赶祁锦深回到家后,醉酒的祁父已经去睡觉了,祁母看到祁锦深回来,阴阳怪气的说道;哟,不是跟那个小姑娘出去了吗?,怎么不住人家里,还回家干嘛。
祁锦深想反驳什么,可刚刚准备说出口的话,又硬生生的憋回去了。
祁母又继续说道;“生个女孩,最起码还能换点钱,生了你呢,跟个拖油瓶一样,我真是造孽,我怎么会生出你这么个恶心累赘的儿子。
祁锦深突然笑了一下。
祁母也看到了,说道;“你笑什么?”
祁锦深自嘲的说道;“当然是在笑,像您这么恶心的人,也配称自己是一位母亲吗?但是您别忘了,我这么恶心的人也是您这个令人作呕的人生的,原则上母亲咋俩没有区别”。
祁母不可置信的看着祁锦深说道;你还学会顶嘴了?是不是想找死?
你给我滚出去,还学会顶嘴了。
祁锦深什么也没说的,出了家门。
他轻轻的下了楼,走出了单元门,夜里的冷风呼呼的吹着,而他像不觉得冷一样,去超市买了包烟。
点了一根,他静静的站在楼下抽着烟,烟雾也跟着风散开,抽着抽着祁锦深突然就笑了。
亲情?亲情在他这里就像这阵风一样,抓不住,留不住,不知何时才会有。
有时候渴望的亲情又像狂风暴雨一样,摧残这一切,也包括他自己。
孟瑾瑜回到家后,姥姥就问她“瑜儿你去哪儿了。

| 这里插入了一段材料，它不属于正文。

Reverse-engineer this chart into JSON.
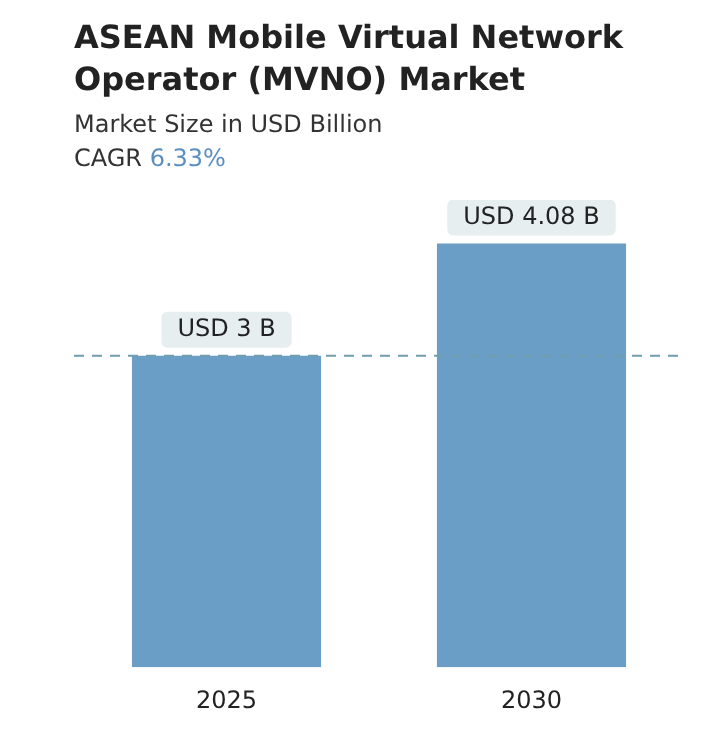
{
  "chart_data": {
    "type": "bar",
    "title": "ASEAN Mobile Virtual Network Operator (MVNO) Market",
    "subtitle": "Market Size in USD Billion",
    "annotations": [
      "CAGR 6.33%"
    ],
    "categories": [
      "2025",
      "2030"
    ],
    "values": [
      3,
      4.08
    ],
    "color": "#6b9ec6",
    "value_labels": [
      "USD 3 B",
      "USD 4.08 B"
    ],
    "ref_lines": [
      {
        "axis": "y",
        "value": 3,
        "color": "#6f9fad",
        "line_style": "dashed"
      }
    ],
    "grid": false,
    "legend": false
  }
}
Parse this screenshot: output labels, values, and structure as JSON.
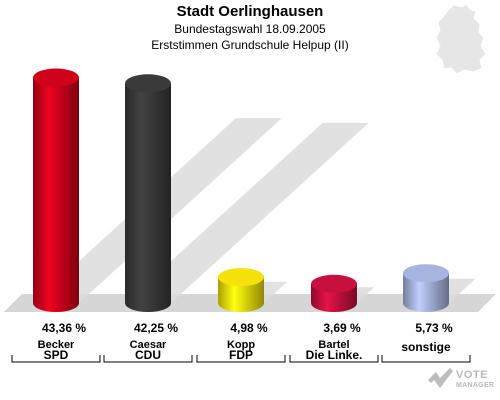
{
  "header": {
    "title": "Stadt Oerlinghausen",
    "subtitle1": "Bundestagswahl 18.09.2005",
    "subtitle2": "Erststimmen Grundschule Helpup (II)"
  },
  "logo": {
    "line1": "VOTE",
    "line2": "MANAGER"
  },
  "chart_data": {
    "type": "bar",
    "categories": [
      "SPD",
      "CDU",
      "FDP",
      "Die Linke.",
      "sonstige"
    ],
    "candidates": [
      "Becker",
      "Caesar",
      "Kopp",
      "Bartel",
      ""
    ],
    "values": [
      43.36,
      42.25,
      4.98,
      3.69,
      5.73
    ],
    "value_labels": [
      "43,36 %",
      "42,25 %",
      "4,98 %",
      "3,69 %",
      "5,73 %"
    ],
    "colors": [
      "#d0021b",
      "#3a3a3a",
      "#f5e20a",
      "#c8103e",
      "#a8b4e0"
    ],
    "ylim": [
      0,
      45
    ]
  }
}
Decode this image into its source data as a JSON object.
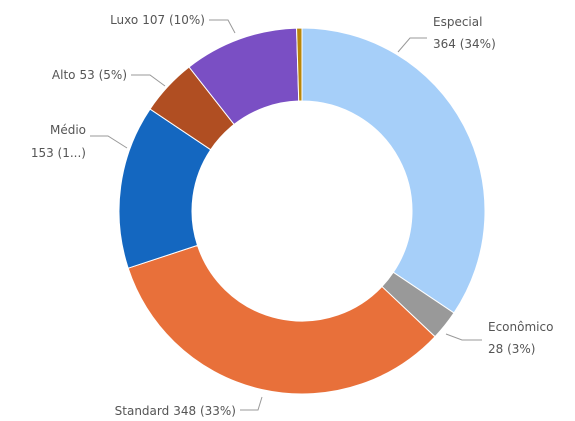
{
  "chart_data": {
    "type": "donut",
    "categories": [
      "Especial",
      "Econômico",
      "Standard",
      "Médio",
      "Alto",
      "Luxo",
      null
    ],
    "values": [
      364,
      28,
      348,
      153,
      53,
      107,
      5
    ],
    "value_labels": [
      "364 (34%)",
      "28 (3%)",
      "348 (33%)",
      "153 (1...)",
      "53 (5%)",
      "107 (10%)",
      null
    ],
    "colors": [
      "#a6cff9",
      "#999999",
      "#e8703a",
      "#1467c0",
      "#b04e22",
      "#7a4fc4",
      "#b8860b"
    ]
  }
}
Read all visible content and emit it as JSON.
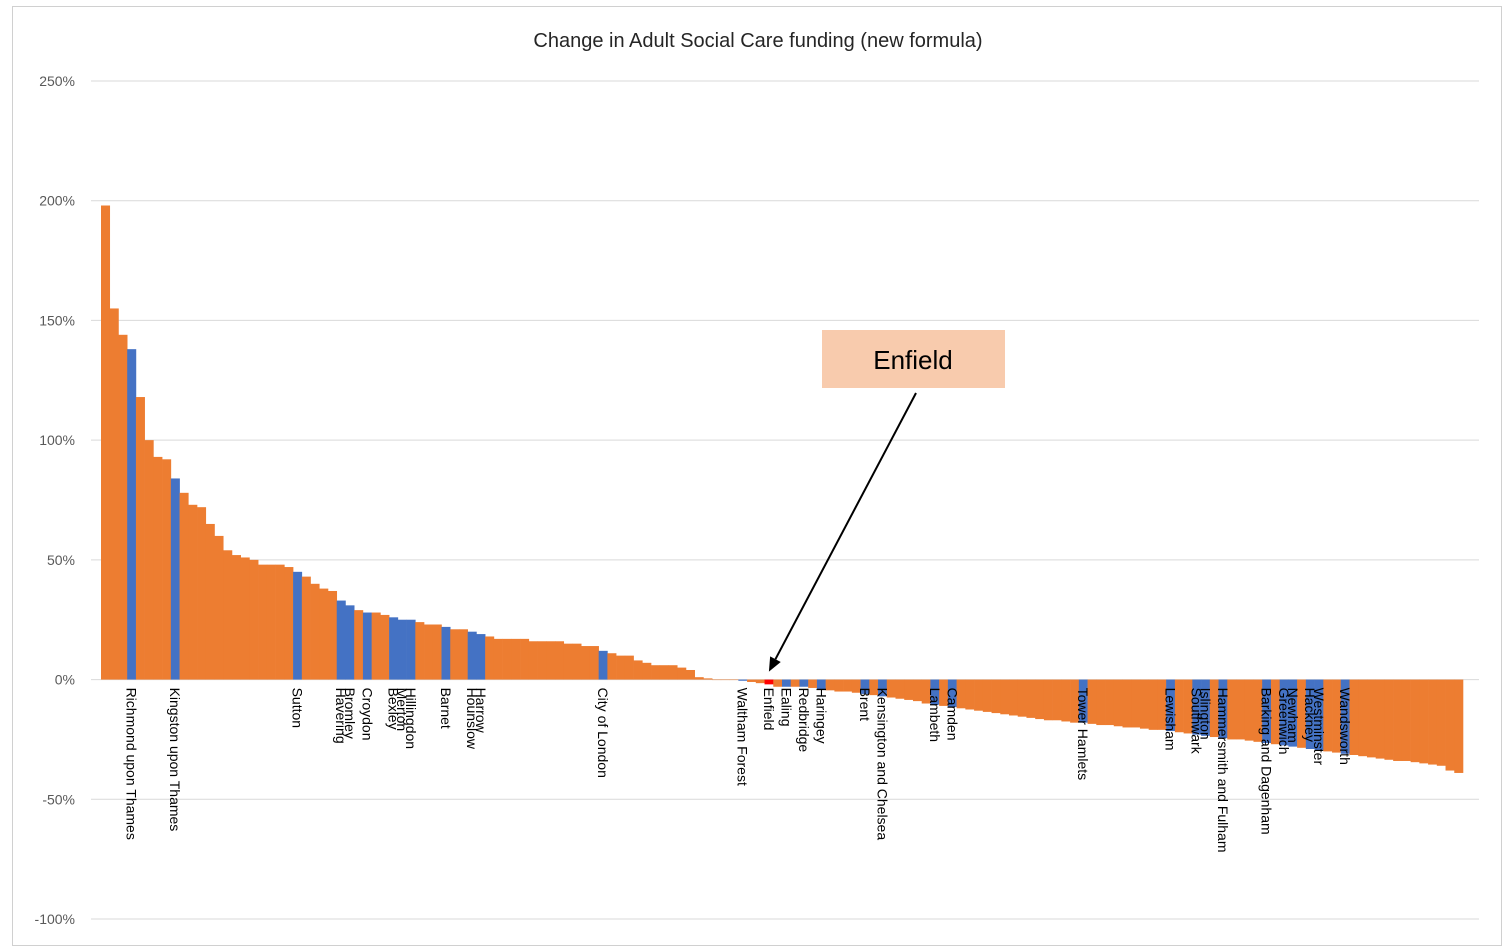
{
  "chart_data": {
    "type": "bar",
    "title": "Change in Adult Social Care funding (new formula)",
    "xlabel": "",
    "ylabel": "",
    "ylim": [
      -100,
      250
    ],
    "yticks": [
      250,
      200,
      150,
      100,
      50,
      0,
      -50,
      -100
    ],
    "ytick_labels": [
      "250%",
      "200%",
      "150%",
      "100%",
      "50%",
      "0%",
      "-50%",
      "-100%"
    ],
    "grid": true,
    "legend": "none",
    "colors": {
      "other": "#ED7D31",
      "london": "#4472C4",
      "highlight": "#FF0000"
    },
    "values": [
      198,
      155,
      144,
      138,
      118,
      100,
      93,
      92,
      84,
      78,
      73,
      72,
      65,
      60,
      54,
      52,
      51,
      50,
      48,
      48,
      48,
      47,
      45,
      43,
      40,
      38,
      37,
      33,
      31,
      29,
      28,
      28,
      27,
      26,
      25,
      25,
      24,
      23,
      23,
      22,
      21,
      21,
      20,
      19,
      18,
      17,
      17,
      17,
      17,
      16,
      16,
      16,
      16,
      15,
      15,
      14,
      14,
      12,
      11,
      10,
      10,
      8,
      7,
      6,
      6,
      6,
      5,
      4,
      1,
      0.5,
      0,
      0,
      0,
      -0.5,
      -1,
      -1.5,
      -2,
      -3,
      -3,
      -3,
      -3,
      -3.5,
      -4,
      -4.5,
      -5,
      -5,
      -5.5,
      -6,
      -6.5,
      -7,
      -7.5,
      -8,
      -8.5,
      -9,
      -10,
      -10.5,
      -11,
      -11.5,
      -12,
      -12.5,
      -13,
      -13.5,
      -14,
      -14.5,
      -15,
      -15.5,
      -16,
      -16.5,
      -17,
      -17,
      -17.5,
      -18,
      -18,
      -18.5,
      -19,
      -19,
      -19.5,
      -20,
      -20,
      -20.5,
      -21,
      -21,
      -21.5,
      -22,
      -22.5,
      -23,
      -23.5,
      -24,
      -24.5,
      -25,
      -25,
      -25.5,
      -26,
      -26.5,
      -27,
      -27.5,
      -28,
      -28.5,
      -29,
      -29.5,
      -30,
      -30.5,
      -31,
      -31.5,
      -32,
      -32.5,
      -33,
      -33.5,
      -34,
      -34,
      -34.5,
      -35,
      -35.5,
      -36,
      -38,
      -39
    ],
    "series_highlight": [
      {
        "index": 3,
        "label": "Richmond upon Thames",
        "kind": "london"
      },
      {
        "index": 8,
        "label": "Kingston upon Thames",
        "kind": "london"
      },
      {
        "index": 22,
        "label": "Sutton",
        "kind": "london"
      },
      {
        "index": 27,
        "label": "Havering",
        "kind": "london"
      },
      {
        "index": 28,
        "label": "Bromley",
        "kind": "london"
      },
      {
        "index": 30,
        "label": "Croydon",
        "kind": "london"
      },
      {
        "index": 33,
        "label": "Bexley",
        "kind": "london"
      },
      {
        "index": 34,
        "label": "Merton",
        "kind": "london"
      },
      {
        "index": 35,
        "label": "Hillingdon",
        "kind": "london"
      },
      {
        "index": 39,
        "label": "Barnet",
        "kind": "london"
      },
      {
        "index": 42,
        "label": "Hounslow",
        "kind": "london"
      },
      {
        "index": 43,
        "label": "Harrow",
        "kind": "london"
      },
      {
        "index": 57,
        "label": "City of London",
        "kind": "london"
      },
      {
        "index": 73,
        "label": "Waltham Forest",
        "kind": "london"
      },
      {
        "index": 76,
        "label": "Enfield",
        "kind": "highlight"
      },
      {
        "index": 78,
        "label": "Ealing",
        "kind": "london"
      },
      {
        "index": 80,
        "label": "Redbridge",
        "kind": "london"
      },
      {
        "index": 82,
        "label": "Haringey",
        "kind": "london"
      },
      {
        "index": 87,
        "label": "Brent",
        "kind": "london"
      },
      {
        "index": 89,
        "label": "Kensington and Chelsea",
        "kind": "london"
      },
      {
        "index": 95,
        "label": "Lambeth",
        "kind": "london"
      },
      {
        "index": 97,
        "label": "Camden",
        "kind": "london"
      },
      {
        "index": 112,
        "label": "Tower Hamlets",
        "kind": "london"
      },
      {
        "index": 122,
        "label": "Lewisham",
        "kind": "london"
      },
      {
        "index": 125,
        "label": "Southwark",
        "kind": "london"
      },
      {
        "index": 126,
        "label": "Islington",
        "kind": "london"
      },
      {
        "index": 128,
        "label": "Hammersmith and Fulham",
        "kind": "london"
      },
      {
        "index": 133,
        "label": "Barking and Dagenham",
        "kind": "london"
      },
      {
        "index": 135,
        "label": "Greenwich",
        "kind": "london"
      },
      {
        "index": 136,
        "label": "Newham",
        "kind": "london"
      },
      {
        "index": 138,
        "label": "Hackney",
        "kind": "london"
      },
      {
        "index": 139,
        "label": "Westminster",
        "kind": "london"
      },
      {
        "index": 142,
        "label": "Wandsworth",
        "kind": "london"
      }
    ],
    "annotation": {
      "text": "Enfield",
      "target_index": 76,
      "box_color": "#F8CBAD"
    }
  }
}
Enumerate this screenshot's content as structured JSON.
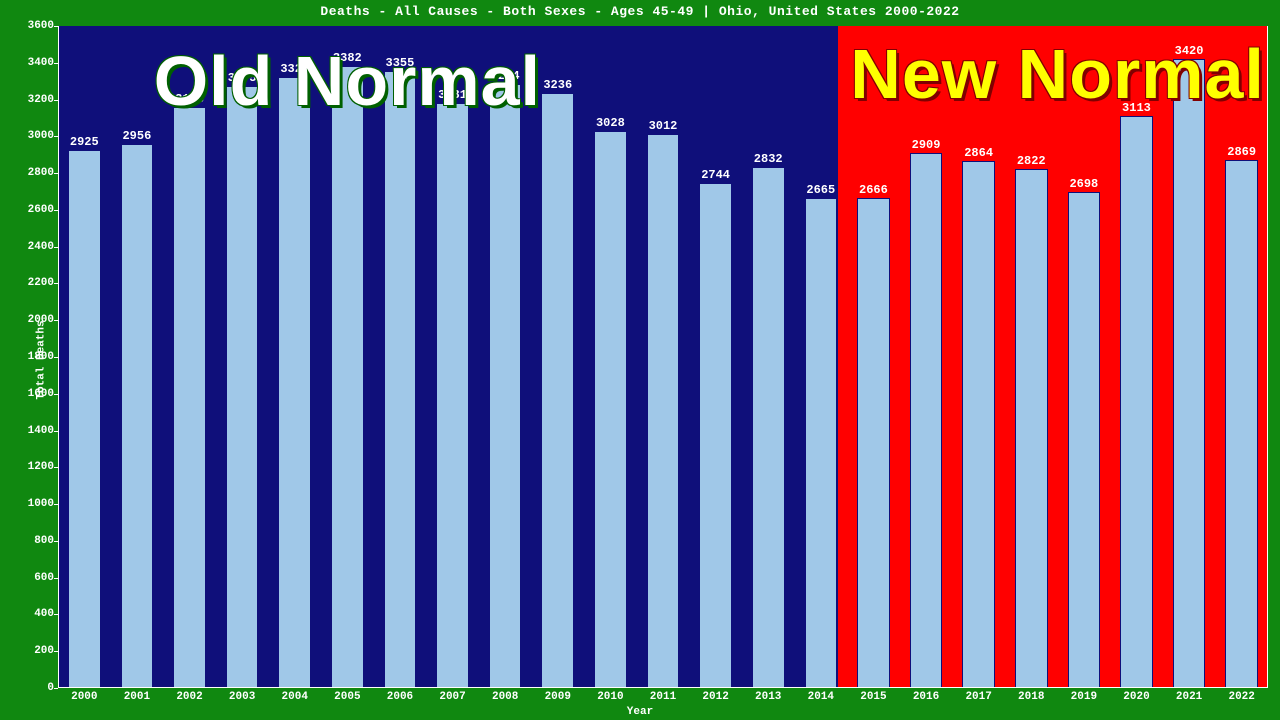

”
孟瑾瑜也说道;那儿也没去就是下楼,逛了逛,姥姥您不用担心。
孟瑾瑜的姥姥说道;“那就好,那就好,瑜儿不早了,今天过年,姥姥给你包了红包,来拿着。
孟瑾瑜赶忙推脱;“姥姥不用了,你拿着吧。”
“孩子你拿着吧,这是姥姥给你的心意。”
孟瑾瑜见状也不好推脱,只好收下。
姥姥也说道;瑜儿时间也不早了,你要是实在困的不行就早点睡觉吧。
知道了,姥姥,我还不困。我想回房间待一会。
去吧,好孩子。
孟瑾瑜回到房间后,又想到了祁锦深身上的伤,孟瑾瑜看像了窗外,窗外的烟花声此起彼伏,在天空上炸开时,又是五彩斑斓的颜色,孟瑾瑜看着看着,就看见,楼下抽烟的祁锦深,赶忙出了房间,跟姥姥打了声招呼,穿上衣服就出门了。
临走前顺便说道;姥姥你不用等我,早点休息。
刚打卡单元门的一瞬间冷风就吹了进来,孟瑾瑜抬眼就看到,在一旁拐角,看着天空中烟花的祁锦深,孟瑾瑜走出了单元门说道;你不冷吗?
祁锦深顿了顿说道;“冷,但是我习惯了,你不在家陪着你姥姥,出来干嘛?”
相比之下,祁锦深现在已经少了些疏离感,不再沉默寡言。
孟瑾瑜说道;我跟我姥姥打过招呼了。
孟瑾瑜因为刚刚在楼上房间就看到祁锦深在楼底下抽烟。
孟瑾瑜疑问的问道。
“烟好抽吗?。”
“不好抽。”
“不好抽,你还抽啊?。”
“抽着玩儿。”
孟瑾瑜纠结了一下说道;“可以给我一根吗?我也想玩儿。”
祁锦深皱着眉看着孟瑾瑜说道;“不行,你们女孩子抽烟对身体不好。”
孟瑾瑜说道;“就一根。”
最后祁锦深拗不过孟瑾瑜只好给了她一根。
祁锦深顺便给她点了火。
孟瑾瑜学者祁锦深的样子,抽烟,刚抽一口,就被呛的直咳嗽。
祁锦深看到她这个样子,直接把她手里的烟给拿走,顺便问道;“好抽吗?。”
孟瑾瑜被呛的流眼泪边擦边说道;“不好抽,好呛。”
祁锦深继续说道;“下次还试吗。”
孟瑾瑜缓过来后说道;“不试了。”
祁锦深把孟瑾瑜剩下的那根烟抽完后就不抽了,而一旁的孟瑾瑜看着祁锦深抽完还是没忍住的问道;“你不呛吗?。”
祁锦深笑着说,习惯了,就不呛了。